Oltre al costo in sé dei pannelli fotovoltaici e della relativa installazione bisogna considerare una serie di spese aggiuntive.

Innanzitutto gli ottimizzatori, dei piccoli dispositivi da porre sul retro di ogni pannello e che ne permettono il collegamento all’inverter.

In questo modo ogni pannello è indipendente rispetto agli altri e permette di massimizzare il rendimento.

Parliamo di un dispositivo il cui costo è di circa 150€ a ottimizzatore.

Inoltre vanno previste, in base alla collocazione dei pannelli, le relative strutture di supporto, l’inverter per convertire la corrente continua in corrente alternata da poter utilizzare in casa e gli eventuali impianti aggiuntivi, come le pompe di calore per il condizionamento della casa, che si integrano perfettamente con un impianto fotovoltaico e lo fanno rendere al meglio.

Infine un costo da non sottovalutare è quello legato alla manutenzione.
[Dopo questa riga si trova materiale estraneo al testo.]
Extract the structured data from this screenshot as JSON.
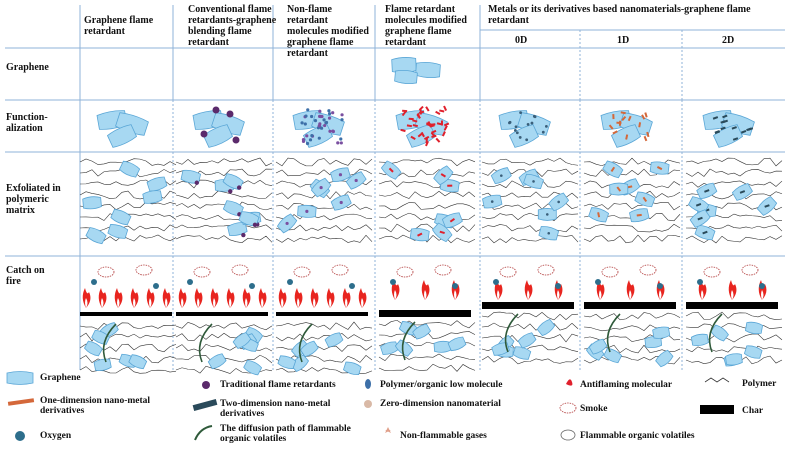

I pannelli fotovoltaici, infatti, vanno puliti per mantenerne l’efficienza così come va regolarmente verificato il funzionamento e l’integrità di tutti gli altri componenti per evitare guasti che, oltre a compromettere la produzione di energia, rischiano di danneggiare l’impianto rendendo necessari interventi di riparazione molto più costosi.

Mediamente i costi di manutenzione ed esercizio di un impianto fotovoltaico si aggirano sui 100-150€ a kW.

Vuoi valutare quanto potresti risparmiare con un impianto fotovoltaico per la tua casa o la tua azienda? E in quanto tempo (ammortamento) rientrare dell’investimento? Richiedi subito un preventivo senza impegno andando sul sito fotovoltaicoIN o compilando direttamente il nostro form.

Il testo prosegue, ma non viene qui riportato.